DeSantis was not on hand for these festivities, but he’s danced the same dance. Trying to position himself as the Trumpier-than-Trump candidate, he criticized the former president for running up the national debt and being insufficiently mean to illegal immigrants, and was, in turn, mercilessly mocked by Trump as “Ron DeSanctimonious,” only to ultimately offer up his groveling endorsement.
Trump does that to people. He’s been doing it for years. Way back in 2015, Senator Lindsey Graham of South Carolina correctly sized up Trump as a “race-baiting, xenophobic religious bigot.” After January 6th, he pronounced “count me out. Enough is enough.” Privately, he talked about the possible need to evoke the Twenty-fifth Amendment to remove Trump from office. But, as it turned out, Graham had not had enough. He went back to his usual, heavy-duty brown-nosing, even arguing last month that Trump’s assertion of total immunity for any crimes he committed as president is a “legitimate claim.” A year ago he told Fox News: “I know the downside of Trump, but let me tell you about the upside of Trump: There are no Trump policies without Donald Trump.” His moral compass is shot.
Now Michael Isikoff and Daniel Klaidman reveal, in their new book Find Me the Votes, that Graham “threw Trump under the bus” in his testimony to a secret grand jury in Georgia, saying Trump would believe that “martians came and stole the election” if that’s what someone said. (Apparently, Graham even revealed to the grand jury that Trump cheats at golf.)
Let’s take a moment to process what this means. Graham knew in 2015 that Trump was unworthy. He’s known for some time that Trump is deranged. He’ll even say as much behind closed doors. And yet, publicly, he still stands in Trump’s corner. Publicly, he does not even strive to retain a speck of integrity.
THE QUESTION OF HOW TRUMP WORKS HIS MAGIC with the masses is worth asking, and attempts to answer it will fill many a book that will be banned from school libraries. But the question of why people like Shapiro, Ramaswamy, Scott, DeSantis, and Graham (and, perhaps someday, Nikki Haley) fall for it has a much simpler answer: They don’t. They know better. They are all just positioning themselves for their own personal advantage.
Haley, during her still-ongoing but likely doomed campaign, has needled Trump for “wanting to be an isolationist” and for being less than honest: “Just because President Trump says something doesn’t make it true.” Oh, snap! She’s pegged him as someone who often feels threatened and insecure and faulted his need for constant drama, saying, “With Donald Trump, you have one bout of chaos after another—this court case, that controversy, this tweet, that senior moment.”
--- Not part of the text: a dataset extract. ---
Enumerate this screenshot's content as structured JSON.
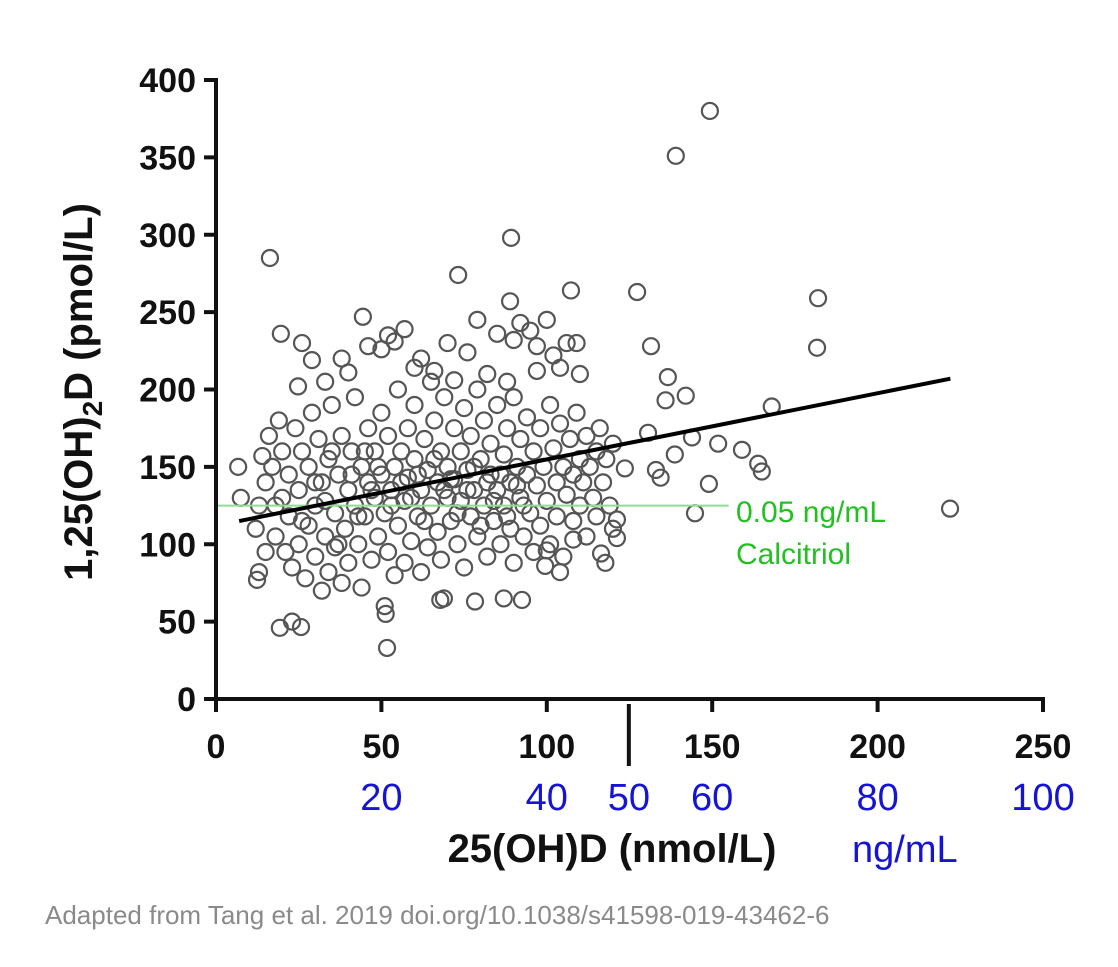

Trump, meanwhile, has bashed his one-time ambassador for being “extremely disloyal,” referred to her as “birdbrain,” and accused her of being “in the pocket of the open border establishment donors her entire career.” During his New Hampshire victory speech, he vowed to get even with Haley and claimed without giving specifics that Haley would “be under investigation within minutes” if she won. And, in a recent frightening example of his casual relationship with reality, Trump blamed Haley for the events of January 6th, saying she was in charge of security at the Capitol that day; he apparently confused her for former House Speaker Nancy Pelosi, for whom this is also not true. This prompted Haley to say, “we can’t have someone else that we question whether they’re mentally fit.”
And yet, will anyone be surprised if, after this and all the vicious digs yet to come, Nikki Haley ends up on a stage with Trump, cheering him to victory? And if that happens, will Mike Pence be far behind?